Image Classification refers to the process where a computer “learns” to identify the class of images from a set of pre-classified examples. It is a typical example of supervised learning which “learns” using pre-labelled observations as the training data. This is in contrast to unsupervised learning which can “learn” to group similar items by detecting patterns within the dataset without relying on any labeled outcomes. One classical example is the task of classifying images of handwritten single digits between 0 and 9 (Figure 1).
Before diving into the definition of Deep Learning, it is important to understand one of its basic elements – neurons. Simplistically speaking, a neuron is a unit that receives inputs, performs a computation on the inputs, and then sends the output to other neurons (Figure 2).
A neural network is made up of an interconnected group of neurons, split into different layers. Figure 3 depicts a simple neural network. The first layer is called the input layer while the last layer is called the output layer. Any layer that is not an input or output layer is a hidden layer. Deep Learning is a neural network with multiple levels of hidden layers.
When a picture is fed into a deep learning model, it is first decomposed into image pixels. The hidden layers in the algorithm will then look for certain patterns in the image with deeper layers detecting more sophisticated patterns.
In particular, using visualization techniques, we can see what a typical deep learning model detects at different hidden layers. Figure 4a shows 9 random patterns detected in the first hidden layer. These are very simple patterns such as simple diagonal lines or color gradients. By the fifth layer, however, we can start to see more complex patterns such as the eyeballs (Figure 4b) or faces of particular breeds of dogs (Figure 4c).

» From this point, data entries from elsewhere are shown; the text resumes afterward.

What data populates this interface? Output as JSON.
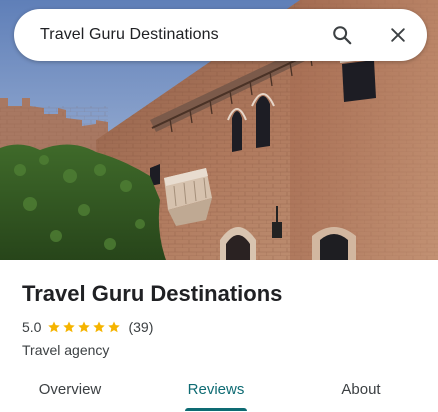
{
  "search": {
    "query": "Travel Guru Destinations",
    "search_icon": "search-icon",
    "clear_icon": "close-icon"
  },
  "place": {
    "name": "Travel Guru Destinations",
    "rating": "5.0",
    "stars": 5,
    "review_count": "(39)",
    "category": "Travel agency"
  },
  "tabs": [
    {
      "label": "Overview",
      "active": false
    },
    {
      "label": "Reviews",
      "active": true
    },
    {
      "label": "About",
      "active": false
    }
  ],
  "colors": {
    "accent": "#0e6b73",
    "star": "#f5b400",
    "text_primary": "#202124",
    "text_secondary": "#3c4043"
  }
}
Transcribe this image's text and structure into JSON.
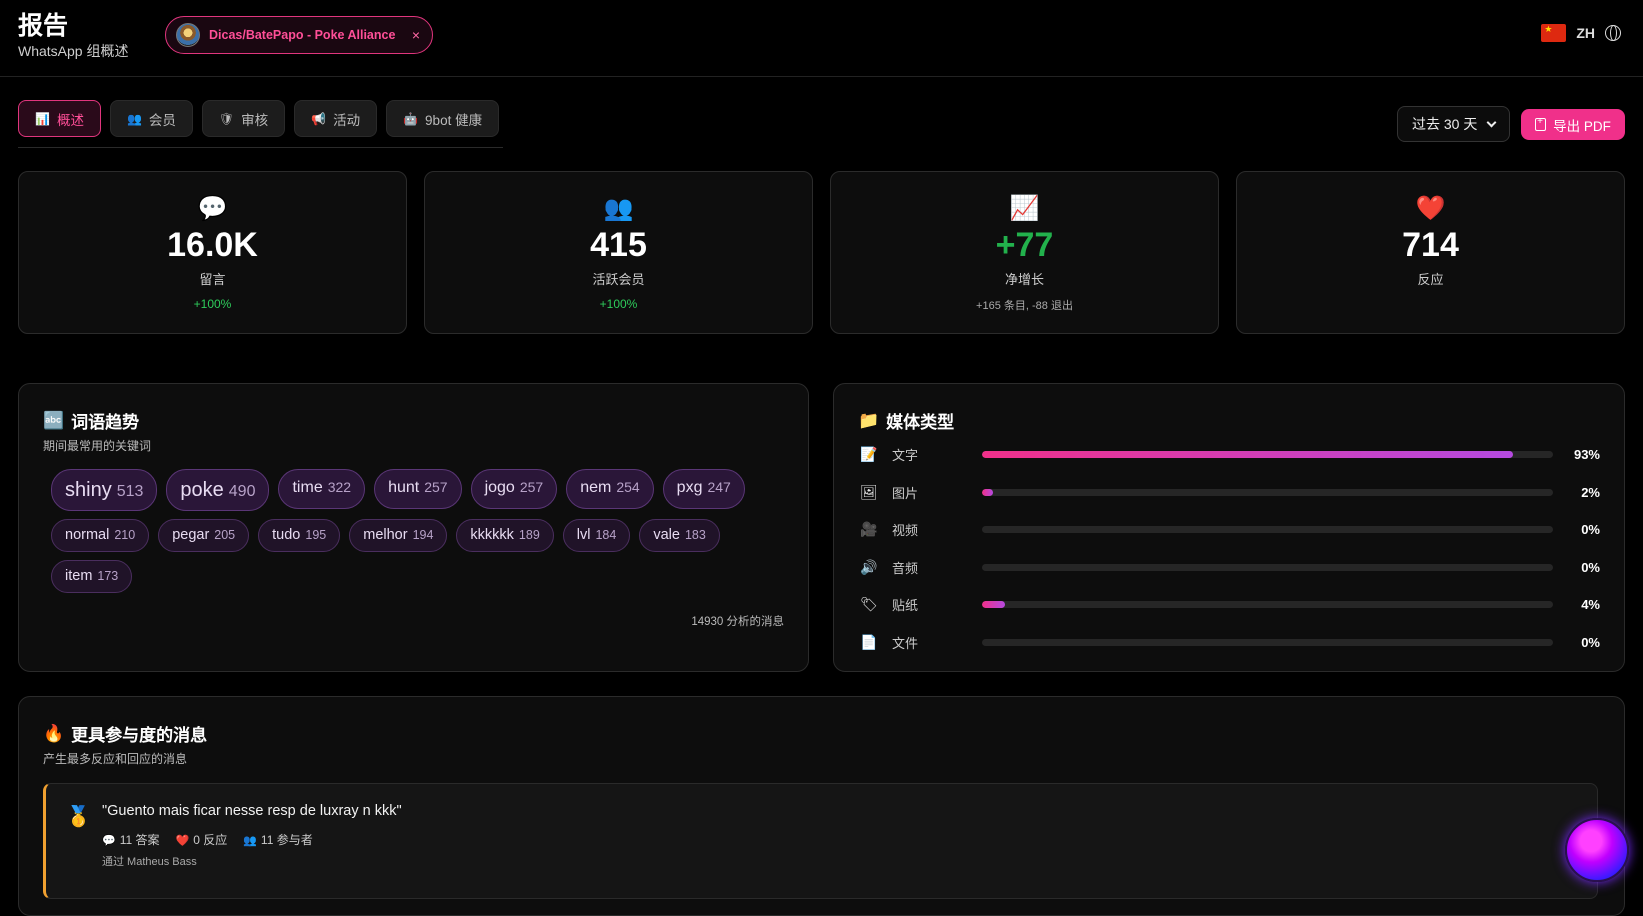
{
  "header": {
    "title": "报告",
    "subtitle": "WhatsApp 组概述",
    "group_name": "Dicas/BatePapo - Poke Alliance",
    "close_glyph": "×",
    "lang_code": "ZH"
  },
  "tabs": [
    {
      "icon": "📊",
      "label": "概述",
      "active": true
    },
    {
      "icon": "👥",
      "label": "会员"
    },
    {
      "icon": "🛡",
      "label": "审核"
    },
    {
      "icon": "📢",
      "label": "活动"
    },
    {
      "icon": "🤖",
      "label": "9bot 健康"
    }
  ],
  "controls": {
    "range": "过去 30 天",
    "export_label": "导出 PDF"
  },
  "stats": [
    {
      "icon": "💬",
      "value": "16.0K",
      "label": "留言",
      "delta": "+100%"
    },
    {
      "icon": "👥",
      "value": "415",
      "label": "活跃会员",
      "delta": "+100%"
    },
    {
      "icon": "📈",
      "value": "+77",
      "label": "净增长",
      "delta": "+165 条目, -88 退出"
    },
    {
      "icon": "❤️",
      "value": "714",
      "label": "反应",
      "delta": ""
    }
  ],
  "words_panel": {
    "icon": "🔤",
    "title": "词语趋势",
    "subtitle": "期间最常用的关键词",
    "words": [
      {
        "word": "shiny",
        "count": "513"
      },
      {
        "word": "poke",
        "count": "490"
      },
      {
        "word": "time",
        "count": "322"
      },
      {
        "word": "hunt",
        "count": "257"
      },
      {
        "word": "jogo",
        "count": "257"
      },
      {
        "word": "nem",
        "count": "254"
      },
      {
        "word": "pxg",
        "count": "247"
      },
      {
        "word": "normal",
        "count": "210"
      },
      {
        "word": "pegar",
        "count": "205"
      },
      {
        "word": "tudo",
        "count": "195"
      },
      {
        "word": "melhor",
        "count": "194"
      },
      {
        "word": "kkkkkk",
        "count": "189"
      },
      {
        "word": "lvl",
        "count": "184"
      },
      {
        "word": "vale",
        "count": "183"
      },
      {
        "word": "item",
        "count": "173"
      }
    ],
    "analyzed": "14930 分析的消息"
  },
  "media_panel": {
    "icon": "📁",
    "title": "媒体类型",
    "rows": [
      {
        "icon": "📝",
        "label": "文字",
        "pct": "93%",
        "value": 93
      },
      {
        "icon": "🖼",
        "label": "图片",
        "pct": "2%",
        "value": 2
      },
      {
        "icon": "🎥",
        "label": "视频",
        "pct": "0%",
        "value": 0
      },
      {
        "icon": "🔊",
        "label": "音频",
        "pct": "0%",
        "value": 0
      },
      {
        "icon": "🏷",
        "label": "贴纸",
        "pct": "4%",
        "value": 4
      },
      {
        "icon": "📄",
        "label": "文件",
        "pct": "0%",
        "value": 0
      }
    ]
  },
  "engaged_panel": {
    "icon": "🔥",
    "title": "更具参与度的消息",
    "subtitle": "产生最多反应和回应的消息",
    "message": {
      "medal": "🥇",
      "text": "\"Guento mais ficar nesse resp de luxray n kkk\"",
      "replies": "11 答案",
      "reactions": "0 反应",
      "participants": "11 参与者",
      "author": "通过 Matheus Bass"
    }
  },
  "colors": {
    "accent": "#f0308a",
    "success": "#22b14c"
  }
}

Since deep learning doesn’t have any restrictions on the type of images it can analyze, image classification using deep learning can be applied in a huge number of fields. One of the most well-known examples is medicine where it helps to determine if a skin lesion is cancerous and provides early detection of diabetic retinopathy. At NextGeM, we understand the potential of these techniques and are constantly working with healthcare professionals to investigate their medical applications. In one of our current projects, we have successfully utilized a deep learning algorithm to detect and classify bacterial infections from gram-stained images with an accuracy rate of 96%, surpassing the accuracy achieved by a general laboratory technician. Using this algorithm as the backend, we aim to develop a mobile application which allows doctors and physicians worldwide to quickly and easily diagnose bacterial infections, thus helping solve the growing challenge of antimicrobial resistance.